Dari hasil rekomendasi pada konferensi pertama di atas, terdapat beberapa kata tentang pendidikan, yaitu: At-Ta’dib, At-Ta’lim,dan At-Tarbiyah.

A. At-Ta’dib
Pendidikan diistilahkan menggunakan kata At-Ta’dib, kata ini sebetulnya nir dijumpai pada Al-Qur’an, tetapi dalam Al-Hadits dinyatakan, yaitu: 

أَدَّبــَنِـيْ رَبــِّيْ فَــأَحْسَنَ تــَـأْدِ يـْبـــِيْ ( رواه السمعـــانى ) 

“Tuhanku sudah mendidikku, maka Ia baguskan pendidikanku” (HR. As-Sam’ani).[12]

Menurut Syed Muhammad Al-Naquib Al-Attas, kata ta’dib inilah yang berarti pendidikan. Menurutnya ta’dib memiliki arti yang sama serta ditemukan relasi konseptualnya di pada kata ta’lim, walaupun diakui bahwa cakupan kata ta’dib berdasarkan Al-Attas lebih luas menurut yang dicakup kata ta’lim. Dalam ialah yang orisinil serta fundamental addaba (fi’il madhi) adalah the inviting to a banquet (undangan kepada suatu perjamuan). Gagasan tentang suatu perjamuan masyarakat bahwa tuan tempat tinggal merupakan orang yang mulia, sementara hadirin merupakan yang diperkirakan pantas menerima penghormatan buat diundang, sang karena mereka merupakan orang-orang yg bermutu serta berpendidikan serta sanggup mengikuti keadaan, baik tingkah laku maupun keadaannya, sehingga konsep ta’dib bila diaplikasikan secara sederhana menurut persepsi Bloom, “bukan sekedar mencakup aspek afeksi (afektif), melainkan meliputi juga aspek kognitif serta psikomotorik, kendatipun aspek yg pertama lebih mayoritas”.[13] 

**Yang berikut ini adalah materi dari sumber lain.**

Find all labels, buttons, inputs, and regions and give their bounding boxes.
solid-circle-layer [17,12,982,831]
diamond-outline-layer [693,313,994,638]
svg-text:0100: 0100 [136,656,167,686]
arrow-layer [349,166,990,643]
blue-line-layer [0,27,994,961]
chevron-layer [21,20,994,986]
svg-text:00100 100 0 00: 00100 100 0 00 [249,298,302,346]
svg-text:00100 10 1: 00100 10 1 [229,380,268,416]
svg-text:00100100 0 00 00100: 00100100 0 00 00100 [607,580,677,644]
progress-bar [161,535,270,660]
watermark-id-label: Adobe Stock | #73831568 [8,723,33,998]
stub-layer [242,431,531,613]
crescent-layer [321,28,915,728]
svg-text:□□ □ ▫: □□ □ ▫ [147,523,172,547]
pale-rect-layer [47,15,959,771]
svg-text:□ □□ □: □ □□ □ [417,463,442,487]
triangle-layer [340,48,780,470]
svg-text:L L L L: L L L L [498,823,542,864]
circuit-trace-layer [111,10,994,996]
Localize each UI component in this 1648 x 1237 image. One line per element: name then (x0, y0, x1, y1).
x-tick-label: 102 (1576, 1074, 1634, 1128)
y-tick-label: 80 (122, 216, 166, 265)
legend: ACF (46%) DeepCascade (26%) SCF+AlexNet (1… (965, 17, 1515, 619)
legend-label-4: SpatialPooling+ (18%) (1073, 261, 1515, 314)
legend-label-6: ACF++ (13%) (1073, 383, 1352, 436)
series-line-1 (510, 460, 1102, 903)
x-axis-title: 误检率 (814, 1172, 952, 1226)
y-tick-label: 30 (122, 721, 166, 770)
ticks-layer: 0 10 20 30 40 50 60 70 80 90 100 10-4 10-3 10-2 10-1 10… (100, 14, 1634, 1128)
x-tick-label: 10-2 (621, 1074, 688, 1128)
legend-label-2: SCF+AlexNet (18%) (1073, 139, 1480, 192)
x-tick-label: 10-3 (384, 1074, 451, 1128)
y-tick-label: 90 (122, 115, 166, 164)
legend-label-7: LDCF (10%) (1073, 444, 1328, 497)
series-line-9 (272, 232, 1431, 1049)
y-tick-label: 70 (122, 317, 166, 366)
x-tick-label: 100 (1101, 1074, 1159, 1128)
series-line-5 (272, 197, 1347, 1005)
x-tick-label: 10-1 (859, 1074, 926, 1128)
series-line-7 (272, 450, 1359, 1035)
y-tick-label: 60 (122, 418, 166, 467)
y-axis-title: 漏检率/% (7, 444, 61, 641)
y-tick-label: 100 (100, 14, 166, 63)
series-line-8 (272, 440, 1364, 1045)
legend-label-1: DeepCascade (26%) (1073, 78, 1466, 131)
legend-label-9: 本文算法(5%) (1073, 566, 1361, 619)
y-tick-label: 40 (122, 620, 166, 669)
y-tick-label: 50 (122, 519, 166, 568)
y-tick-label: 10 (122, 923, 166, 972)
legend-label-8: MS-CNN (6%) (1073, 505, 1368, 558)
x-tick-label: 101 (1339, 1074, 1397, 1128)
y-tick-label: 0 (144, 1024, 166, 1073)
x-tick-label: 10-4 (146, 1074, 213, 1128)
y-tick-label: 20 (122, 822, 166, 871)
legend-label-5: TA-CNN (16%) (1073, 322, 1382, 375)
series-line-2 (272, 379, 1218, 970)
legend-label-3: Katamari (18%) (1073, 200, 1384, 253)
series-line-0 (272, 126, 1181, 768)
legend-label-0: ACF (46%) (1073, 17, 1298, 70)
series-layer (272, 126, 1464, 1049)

Beliau mendasarkan analisisnya atas konsep semantik dan hadits Rasulullah SAW. Riwayat Ibn Mas’ud ketika Al-Qur’an digambarkan menjadi undangan Allah untuk menghadiri suatu perjamuan pada atas bumi, serta kita sangat dianjurkan buat mengambil bagian menggunakan cara memiliki pengetahuan yg sahih tentang-Nya disabda Rasulullah SAW. Menjadi berikut:

إِنَّّ هَـذَا الْقُـرْأَنَ مَـأْدَبـَةُ اللهِ فِى الأَرْضِ فَـتـــَعَـلَـّمُوْا مِنْ مَـأْدَ بَــتـِهِ ( رواه ابن مسعود) 

“Sesungguhnya Al-Quran adalah hidangan Allah di atas bumi, maka barang siapa yg mempelajarinya, berarti beliau belajar dari hidangannya” (HR. Ibn Mas’ud).[14] 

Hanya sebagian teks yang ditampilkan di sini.